Source | alibaba cloud native public number

Alibaba’s open source chaos engineering project ChaosBlade passed THE CNCF TOC vote and smoothly promoted CNCF Sandbox. CNCF stands for Cloud Native Computing Foundation, which aims to build a sustainable ecosystem for Cloud Native software and serve the rapid growth of vendor-neutral open source projects. Kubernetes, Prometheus, Envoy, etc.

ChaosBlade Github github.com/chaosblade-…

Project introduction

ChaosBlade is alibaba’s 2019 open source chaos engineering project, including chaos engineering experimental tool ChaosBlade and chaos engineering platform ChaosBlade-Box, which aims to help enterprises solve the problem of high availability in cloud native process through chaos engineering. Chaosblade, an experimental tool, supports three system platforms and four programming languages, involving more than 200 experimental scenarios and more than 3,000 experimental parameters, enabling fine control of the experimental scope. Chaos engineering platform chaosblade-box supports experimental tool hosting, in addition to chaosblade hosting, also supports Litmuschaos experimental tool. More than 40 companies have registered to use it, including INDUSTRIAL and Commercial Bank of China, China Mobile, Xiaomi, JINGdong and other enterprises.

Core competence

ChaosBlade has the following features:

  • Rich experimental scenes: Including basic resources (CPU, memory, network, disk, process, kernel, and file), multi-language application services (Java, C++, NodeJS, and Golang), and Kubernetes platform (covering Container, Pod, and Node resource scenarios, including the above experiment scenarios).
  • Diversified execution methods: In addition to using the platform blank screen operation, it can also be executed by the blade tool, Kubectl, and coding.
  • Convenient scene extension ability: All experimental scenes follow the chaotic experimental model to achieve, and different levels of scenes corresponding to different actuators, simple implementation, easy to expand.
  • Automatic deployment of experimental tools: Experimental tools can be automatically deployed on hosts or clusters without manual deployment.
  • Open source experimental tool hosting: The platform can host mainstream experimental tools in the industry, such as chaosBlade and external LitmusChaos, etc.
  • Unified chaos experiment user interface: Users do not need to care about the use of different tools, chaos experiment in the unified user interface.
  • Multi-dimensional experiment: support from the host to Kubernetes resources, and then to the application dimension for experimental arrangement.
  • Integrated cloud native ecosystem: Helm deployment management, integrated Prometheus monitoring, support cloud native experimental tool hosting, etc.

Architecture design

Chaosblade-box architecture is as follows:

The console page can realize the automatic deployment of managed tools such as ChaosBlade and LitmusChaos, unify the experimental scene according to the chaos experimental model established by the community, divide the target resources according to the host, Kubernetes and applications, control by the target manager, create the page in the experiment, You can select a target resource with a blank screen. The platform called chaos experiment execution to execute experiment scenarios of different tools, and with Prometheus monitoring, the metric indicators of experiments could be observed, and abundant experiment reports would be provided later.

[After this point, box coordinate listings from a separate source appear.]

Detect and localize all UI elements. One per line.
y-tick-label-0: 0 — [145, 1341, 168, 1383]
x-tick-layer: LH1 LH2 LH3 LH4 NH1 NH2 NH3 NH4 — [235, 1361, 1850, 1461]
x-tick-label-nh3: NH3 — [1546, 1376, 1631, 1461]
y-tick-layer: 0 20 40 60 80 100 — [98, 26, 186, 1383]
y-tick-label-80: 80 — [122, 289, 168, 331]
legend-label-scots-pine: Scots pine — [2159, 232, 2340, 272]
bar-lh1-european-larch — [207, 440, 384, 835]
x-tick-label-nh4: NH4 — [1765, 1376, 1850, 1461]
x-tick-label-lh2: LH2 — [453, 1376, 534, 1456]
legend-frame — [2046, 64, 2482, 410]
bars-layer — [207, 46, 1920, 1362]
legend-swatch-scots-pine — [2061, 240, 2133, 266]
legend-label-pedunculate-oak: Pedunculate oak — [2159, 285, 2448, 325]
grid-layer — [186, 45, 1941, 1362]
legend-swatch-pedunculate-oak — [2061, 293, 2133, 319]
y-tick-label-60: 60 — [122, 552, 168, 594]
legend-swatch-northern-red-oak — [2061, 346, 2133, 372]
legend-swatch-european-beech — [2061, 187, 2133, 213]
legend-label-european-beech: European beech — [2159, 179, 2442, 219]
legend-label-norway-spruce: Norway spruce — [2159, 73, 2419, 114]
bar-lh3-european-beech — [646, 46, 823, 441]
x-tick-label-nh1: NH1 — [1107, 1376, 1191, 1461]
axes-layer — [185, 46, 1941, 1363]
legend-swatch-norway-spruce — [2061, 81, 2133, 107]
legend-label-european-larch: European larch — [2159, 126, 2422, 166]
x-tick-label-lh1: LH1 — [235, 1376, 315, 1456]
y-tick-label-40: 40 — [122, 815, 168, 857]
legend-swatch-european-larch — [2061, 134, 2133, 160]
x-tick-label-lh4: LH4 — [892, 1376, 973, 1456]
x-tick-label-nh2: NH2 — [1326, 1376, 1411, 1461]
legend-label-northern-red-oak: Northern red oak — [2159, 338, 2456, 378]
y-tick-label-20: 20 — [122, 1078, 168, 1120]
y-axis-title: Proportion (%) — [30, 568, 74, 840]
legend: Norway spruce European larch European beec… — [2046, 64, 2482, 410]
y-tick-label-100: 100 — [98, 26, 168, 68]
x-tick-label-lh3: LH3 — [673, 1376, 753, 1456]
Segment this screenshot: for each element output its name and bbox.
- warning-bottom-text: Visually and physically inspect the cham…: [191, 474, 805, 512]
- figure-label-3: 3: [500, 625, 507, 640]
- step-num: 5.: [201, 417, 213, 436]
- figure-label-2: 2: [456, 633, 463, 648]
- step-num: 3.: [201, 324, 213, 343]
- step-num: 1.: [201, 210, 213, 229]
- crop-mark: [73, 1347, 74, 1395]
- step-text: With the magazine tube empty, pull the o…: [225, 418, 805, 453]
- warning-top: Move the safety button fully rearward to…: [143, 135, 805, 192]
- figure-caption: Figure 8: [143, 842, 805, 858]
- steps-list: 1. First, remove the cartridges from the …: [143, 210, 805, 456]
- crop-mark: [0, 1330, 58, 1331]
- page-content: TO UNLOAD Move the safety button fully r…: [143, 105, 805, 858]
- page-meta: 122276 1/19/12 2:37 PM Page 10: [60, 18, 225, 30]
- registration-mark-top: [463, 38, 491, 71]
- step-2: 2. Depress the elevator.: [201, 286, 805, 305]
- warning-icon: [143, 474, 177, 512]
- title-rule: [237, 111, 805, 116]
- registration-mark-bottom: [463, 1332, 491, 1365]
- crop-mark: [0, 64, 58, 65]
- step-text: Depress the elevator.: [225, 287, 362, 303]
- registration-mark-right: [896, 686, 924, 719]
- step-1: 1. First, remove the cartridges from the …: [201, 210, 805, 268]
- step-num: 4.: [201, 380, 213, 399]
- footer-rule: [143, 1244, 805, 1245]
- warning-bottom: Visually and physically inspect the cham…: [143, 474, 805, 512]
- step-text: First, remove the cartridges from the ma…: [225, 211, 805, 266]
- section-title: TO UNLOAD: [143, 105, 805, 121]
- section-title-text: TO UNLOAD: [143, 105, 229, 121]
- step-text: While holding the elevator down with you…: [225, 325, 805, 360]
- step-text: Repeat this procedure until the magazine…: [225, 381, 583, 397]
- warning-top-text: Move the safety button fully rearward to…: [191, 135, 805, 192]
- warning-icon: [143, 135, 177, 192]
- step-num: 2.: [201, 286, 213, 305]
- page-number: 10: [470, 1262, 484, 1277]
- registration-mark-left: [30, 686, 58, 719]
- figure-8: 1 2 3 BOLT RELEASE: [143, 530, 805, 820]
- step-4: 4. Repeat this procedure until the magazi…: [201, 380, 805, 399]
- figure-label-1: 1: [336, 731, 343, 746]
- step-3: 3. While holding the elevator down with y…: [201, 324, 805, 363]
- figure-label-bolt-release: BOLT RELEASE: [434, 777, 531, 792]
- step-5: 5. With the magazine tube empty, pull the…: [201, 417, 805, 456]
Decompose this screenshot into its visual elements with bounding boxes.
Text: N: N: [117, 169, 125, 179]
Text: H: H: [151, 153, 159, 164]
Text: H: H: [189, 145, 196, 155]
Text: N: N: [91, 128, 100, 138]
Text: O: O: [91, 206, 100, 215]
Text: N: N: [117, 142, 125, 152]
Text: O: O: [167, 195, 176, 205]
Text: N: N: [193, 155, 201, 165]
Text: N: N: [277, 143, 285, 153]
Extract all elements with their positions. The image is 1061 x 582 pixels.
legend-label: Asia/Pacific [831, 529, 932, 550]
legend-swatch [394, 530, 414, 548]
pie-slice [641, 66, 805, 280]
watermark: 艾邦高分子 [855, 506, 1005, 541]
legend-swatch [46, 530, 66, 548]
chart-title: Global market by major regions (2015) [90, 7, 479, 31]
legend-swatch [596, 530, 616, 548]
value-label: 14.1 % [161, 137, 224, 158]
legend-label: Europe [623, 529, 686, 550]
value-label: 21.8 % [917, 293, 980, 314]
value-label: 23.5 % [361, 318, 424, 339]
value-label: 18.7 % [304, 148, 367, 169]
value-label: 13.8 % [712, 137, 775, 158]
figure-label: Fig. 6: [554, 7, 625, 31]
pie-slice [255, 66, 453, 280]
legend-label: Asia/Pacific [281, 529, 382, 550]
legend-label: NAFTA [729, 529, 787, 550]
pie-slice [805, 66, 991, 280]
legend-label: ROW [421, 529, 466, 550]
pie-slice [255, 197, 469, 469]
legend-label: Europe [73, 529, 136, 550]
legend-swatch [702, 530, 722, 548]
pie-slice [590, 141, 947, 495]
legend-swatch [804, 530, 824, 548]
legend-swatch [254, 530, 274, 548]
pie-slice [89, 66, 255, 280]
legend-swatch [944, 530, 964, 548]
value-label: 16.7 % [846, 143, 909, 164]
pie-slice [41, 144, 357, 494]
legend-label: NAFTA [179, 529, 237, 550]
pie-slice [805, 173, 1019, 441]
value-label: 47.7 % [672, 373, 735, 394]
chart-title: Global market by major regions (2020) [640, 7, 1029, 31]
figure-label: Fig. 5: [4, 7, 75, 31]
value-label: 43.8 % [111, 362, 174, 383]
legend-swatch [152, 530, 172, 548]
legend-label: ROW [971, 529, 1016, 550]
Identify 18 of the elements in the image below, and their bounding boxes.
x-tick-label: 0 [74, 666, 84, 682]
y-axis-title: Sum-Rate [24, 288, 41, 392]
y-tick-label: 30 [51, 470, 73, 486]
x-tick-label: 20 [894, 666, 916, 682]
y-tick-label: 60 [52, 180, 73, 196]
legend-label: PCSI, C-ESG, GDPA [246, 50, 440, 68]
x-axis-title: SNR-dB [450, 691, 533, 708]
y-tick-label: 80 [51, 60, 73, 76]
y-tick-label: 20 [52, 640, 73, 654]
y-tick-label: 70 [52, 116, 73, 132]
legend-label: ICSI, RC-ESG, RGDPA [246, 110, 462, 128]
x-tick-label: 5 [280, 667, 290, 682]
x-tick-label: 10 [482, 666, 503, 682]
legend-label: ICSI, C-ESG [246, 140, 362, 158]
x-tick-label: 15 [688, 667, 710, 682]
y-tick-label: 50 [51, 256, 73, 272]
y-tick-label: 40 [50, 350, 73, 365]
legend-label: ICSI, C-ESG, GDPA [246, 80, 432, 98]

Chaosblade-box is also easy to deploy: _github.com/chaosblade-…

Customer case

The future planning

Based on cloud native, ChaosBlade will provide chaos engineering platform and experiment tool for multi-cluster, multi-environment and multi-language chaos engineering. The experimental tool will continue to focus on the richness and stability of experimental scenes, support more Kubernetes resource scenes and standard application service experimental scene standards, and provide multi-language experimental scene standard implementation. The chaos engineering platform focuses on simplifying the deployment and implementation of chaos engineering. In the future, it will host more chaos experimental tools and platforms compatible with mainstream, realize scene recommendation, provide business and system monitoring integration, output experimental reports, and complete the closed loop operation of chaos engineering on the basis of ease of use. We welcome you to join the community and jointly promote the development of chaos engineering field, and build highly available distributed systems in enterprises.